We are using ICU and CLDR with SQLite. I am not a software developer but a user of the output.


We have had some comments from Chinese colleagues on name sorting and I am unsure if what we have is correct or if it is expected our development team are supposed to use the tools in a different way.  We are currently sorting the phonebook by pinyin and an example of a comment we have had is regarding “沈” when ends up being sorted as Chen, but our China team are saying it should be Shen.
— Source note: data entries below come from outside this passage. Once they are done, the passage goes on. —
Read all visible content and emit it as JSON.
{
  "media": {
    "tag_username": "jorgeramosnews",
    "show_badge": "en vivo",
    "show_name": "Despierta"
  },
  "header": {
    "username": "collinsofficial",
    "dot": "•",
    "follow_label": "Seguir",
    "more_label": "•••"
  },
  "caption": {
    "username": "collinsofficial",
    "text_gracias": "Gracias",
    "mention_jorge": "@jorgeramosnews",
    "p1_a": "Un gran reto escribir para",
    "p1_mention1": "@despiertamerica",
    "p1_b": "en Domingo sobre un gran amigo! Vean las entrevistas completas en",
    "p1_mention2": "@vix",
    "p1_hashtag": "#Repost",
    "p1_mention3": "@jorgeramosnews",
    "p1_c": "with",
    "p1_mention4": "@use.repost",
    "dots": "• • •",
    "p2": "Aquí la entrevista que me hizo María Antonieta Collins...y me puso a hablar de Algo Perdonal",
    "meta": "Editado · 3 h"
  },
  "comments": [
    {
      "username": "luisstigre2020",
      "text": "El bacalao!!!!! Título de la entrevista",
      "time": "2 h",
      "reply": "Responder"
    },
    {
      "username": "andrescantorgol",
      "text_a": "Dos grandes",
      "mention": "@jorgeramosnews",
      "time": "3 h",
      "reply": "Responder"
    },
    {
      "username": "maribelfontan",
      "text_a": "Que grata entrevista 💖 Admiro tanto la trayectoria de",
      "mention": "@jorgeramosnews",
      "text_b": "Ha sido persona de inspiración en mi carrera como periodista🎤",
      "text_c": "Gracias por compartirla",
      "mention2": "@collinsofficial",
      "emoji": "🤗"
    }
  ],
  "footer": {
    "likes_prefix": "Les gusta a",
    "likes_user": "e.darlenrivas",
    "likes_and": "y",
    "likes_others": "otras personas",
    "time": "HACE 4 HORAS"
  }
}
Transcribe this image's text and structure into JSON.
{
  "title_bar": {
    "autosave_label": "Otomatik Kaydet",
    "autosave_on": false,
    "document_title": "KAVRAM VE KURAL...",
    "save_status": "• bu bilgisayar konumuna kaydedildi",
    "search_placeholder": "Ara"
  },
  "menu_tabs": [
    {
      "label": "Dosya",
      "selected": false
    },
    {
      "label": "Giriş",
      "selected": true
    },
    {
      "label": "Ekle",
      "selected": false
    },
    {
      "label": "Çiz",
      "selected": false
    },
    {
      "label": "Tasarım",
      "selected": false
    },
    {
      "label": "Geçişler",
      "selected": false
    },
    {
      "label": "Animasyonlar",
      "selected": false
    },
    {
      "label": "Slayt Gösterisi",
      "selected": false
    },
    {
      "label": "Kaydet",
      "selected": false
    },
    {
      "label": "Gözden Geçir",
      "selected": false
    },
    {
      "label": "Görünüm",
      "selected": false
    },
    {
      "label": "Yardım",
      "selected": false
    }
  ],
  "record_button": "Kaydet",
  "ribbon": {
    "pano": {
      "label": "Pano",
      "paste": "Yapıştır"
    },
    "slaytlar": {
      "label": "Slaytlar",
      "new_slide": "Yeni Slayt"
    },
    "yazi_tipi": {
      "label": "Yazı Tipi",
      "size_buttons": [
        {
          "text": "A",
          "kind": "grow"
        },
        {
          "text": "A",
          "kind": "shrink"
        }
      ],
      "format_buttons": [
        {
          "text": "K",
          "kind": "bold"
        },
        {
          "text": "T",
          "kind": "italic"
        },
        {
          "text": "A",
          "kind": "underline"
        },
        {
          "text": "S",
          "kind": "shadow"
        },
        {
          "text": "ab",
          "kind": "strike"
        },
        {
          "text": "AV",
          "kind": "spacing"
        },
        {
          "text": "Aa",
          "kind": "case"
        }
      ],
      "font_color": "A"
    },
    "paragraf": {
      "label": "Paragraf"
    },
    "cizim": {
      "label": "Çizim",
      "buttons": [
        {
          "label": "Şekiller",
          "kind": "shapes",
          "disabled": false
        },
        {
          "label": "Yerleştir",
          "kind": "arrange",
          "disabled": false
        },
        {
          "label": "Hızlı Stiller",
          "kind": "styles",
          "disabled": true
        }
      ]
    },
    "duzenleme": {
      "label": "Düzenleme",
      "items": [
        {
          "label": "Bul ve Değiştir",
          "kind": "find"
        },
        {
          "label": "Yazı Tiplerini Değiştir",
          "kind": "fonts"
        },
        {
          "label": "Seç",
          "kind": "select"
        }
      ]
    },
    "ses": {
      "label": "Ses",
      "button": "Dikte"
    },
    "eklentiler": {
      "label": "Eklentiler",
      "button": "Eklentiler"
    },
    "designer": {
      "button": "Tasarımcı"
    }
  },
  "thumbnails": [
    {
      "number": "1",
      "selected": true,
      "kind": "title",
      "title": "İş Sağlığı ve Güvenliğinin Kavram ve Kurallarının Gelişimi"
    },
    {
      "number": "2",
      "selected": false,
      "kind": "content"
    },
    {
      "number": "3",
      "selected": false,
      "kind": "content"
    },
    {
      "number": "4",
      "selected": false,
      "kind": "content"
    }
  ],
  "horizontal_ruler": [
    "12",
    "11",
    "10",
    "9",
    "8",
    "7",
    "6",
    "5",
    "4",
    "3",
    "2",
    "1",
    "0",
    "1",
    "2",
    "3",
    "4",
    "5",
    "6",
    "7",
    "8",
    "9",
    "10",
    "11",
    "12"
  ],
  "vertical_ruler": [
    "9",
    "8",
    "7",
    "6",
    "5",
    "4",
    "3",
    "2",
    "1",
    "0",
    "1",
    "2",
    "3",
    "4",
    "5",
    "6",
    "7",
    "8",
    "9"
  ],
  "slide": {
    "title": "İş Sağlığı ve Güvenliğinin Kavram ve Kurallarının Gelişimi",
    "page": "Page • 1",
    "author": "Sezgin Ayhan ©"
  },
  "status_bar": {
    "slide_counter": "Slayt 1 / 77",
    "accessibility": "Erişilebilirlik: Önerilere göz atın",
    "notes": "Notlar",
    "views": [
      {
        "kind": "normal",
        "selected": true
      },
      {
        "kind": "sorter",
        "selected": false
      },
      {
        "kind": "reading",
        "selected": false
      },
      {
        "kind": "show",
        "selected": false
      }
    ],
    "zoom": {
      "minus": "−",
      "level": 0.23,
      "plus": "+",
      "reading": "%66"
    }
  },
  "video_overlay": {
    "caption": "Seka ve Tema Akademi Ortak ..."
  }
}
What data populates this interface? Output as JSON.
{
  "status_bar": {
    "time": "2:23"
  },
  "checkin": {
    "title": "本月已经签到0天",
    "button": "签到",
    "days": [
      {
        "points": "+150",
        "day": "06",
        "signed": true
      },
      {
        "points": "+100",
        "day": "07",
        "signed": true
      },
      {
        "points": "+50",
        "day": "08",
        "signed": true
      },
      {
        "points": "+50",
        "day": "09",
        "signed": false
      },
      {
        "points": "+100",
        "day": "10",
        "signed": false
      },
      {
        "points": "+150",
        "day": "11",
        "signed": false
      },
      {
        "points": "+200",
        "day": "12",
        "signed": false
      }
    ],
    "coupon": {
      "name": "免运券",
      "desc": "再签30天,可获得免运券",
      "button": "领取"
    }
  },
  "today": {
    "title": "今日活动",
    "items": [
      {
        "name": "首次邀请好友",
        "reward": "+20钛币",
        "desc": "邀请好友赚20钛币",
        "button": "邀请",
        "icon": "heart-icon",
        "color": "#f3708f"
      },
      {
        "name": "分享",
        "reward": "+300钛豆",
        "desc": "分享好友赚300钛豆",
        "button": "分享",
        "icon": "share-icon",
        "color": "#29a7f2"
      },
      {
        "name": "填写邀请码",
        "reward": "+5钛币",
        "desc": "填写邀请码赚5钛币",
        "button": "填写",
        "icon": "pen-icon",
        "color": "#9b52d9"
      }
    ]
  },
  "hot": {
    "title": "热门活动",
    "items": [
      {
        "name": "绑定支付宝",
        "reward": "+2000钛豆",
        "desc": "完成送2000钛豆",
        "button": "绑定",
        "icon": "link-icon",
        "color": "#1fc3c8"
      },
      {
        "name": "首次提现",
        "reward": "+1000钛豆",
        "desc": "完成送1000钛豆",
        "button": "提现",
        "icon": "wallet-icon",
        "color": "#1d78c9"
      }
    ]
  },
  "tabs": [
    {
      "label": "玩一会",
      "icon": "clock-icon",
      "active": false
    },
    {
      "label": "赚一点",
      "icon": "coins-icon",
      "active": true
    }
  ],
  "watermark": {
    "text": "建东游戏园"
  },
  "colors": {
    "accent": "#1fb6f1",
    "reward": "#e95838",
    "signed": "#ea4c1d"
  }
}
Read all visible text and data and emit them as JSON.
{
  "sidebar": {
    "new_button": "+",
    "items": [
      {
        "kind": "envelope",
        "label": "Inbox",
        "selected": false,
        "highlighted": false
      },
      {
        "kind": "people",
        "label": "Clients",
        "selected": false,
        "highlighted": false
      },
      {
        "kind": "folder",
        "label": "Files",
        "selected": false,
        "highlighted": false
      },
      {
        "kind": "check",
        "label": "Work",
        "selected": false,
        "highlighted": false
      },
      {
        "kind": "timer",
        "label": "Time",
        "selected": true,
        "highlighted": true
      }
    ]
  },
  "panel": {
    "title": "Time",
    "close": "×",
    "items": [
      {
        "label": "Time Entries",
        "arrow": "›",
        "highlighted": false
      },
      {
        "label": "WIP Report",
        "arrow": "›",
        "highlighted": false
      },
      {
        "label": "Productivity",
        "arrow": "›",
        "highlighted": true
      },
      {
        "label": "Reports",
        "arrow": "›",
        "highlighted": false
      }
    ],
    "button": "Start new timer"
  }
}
I am trying to figure out if  the utilities should come up with the generally accepted match out of the box or if  “沈” really does map to 2 pinyin equivalents or if our dev team is supposed to override the default rule to make Chen a Shen. I did notice in CLDR 24 for zh.xml that there is an additional section called compounds and then says “Here 沈 collates as shěn/7stk/rad85, between 弞 7/stk/rad57, 审 8stk/rad40”.  I have not a clue how to interpret this but am wondering if this means to override the mapping to chén earlier in the table and if this was something learned in CLDR for v24 onwards ?


Not being able to read Chinese I am unsure if there will be loads of these examples or only a few and I believe our dev team have a similar problem too and are relying of the default collations.


Any advice is very much appreciated. 


Ps I did visit some other sites like Chinese tools and on searching for “沈” was offered Chén , Shěn and Tán as pinyin equivalents so I guess there are more than 1, I am just wondering if for names (which in our case it is a phonebook) there is some common knowledge it can only be Shěn.


I also managed to pin down a passing Chinese work colleague but all he could say was is only and Chén is a ‘suggestions’ rather than actual match (and then exited stage left in haste) – is that correct ?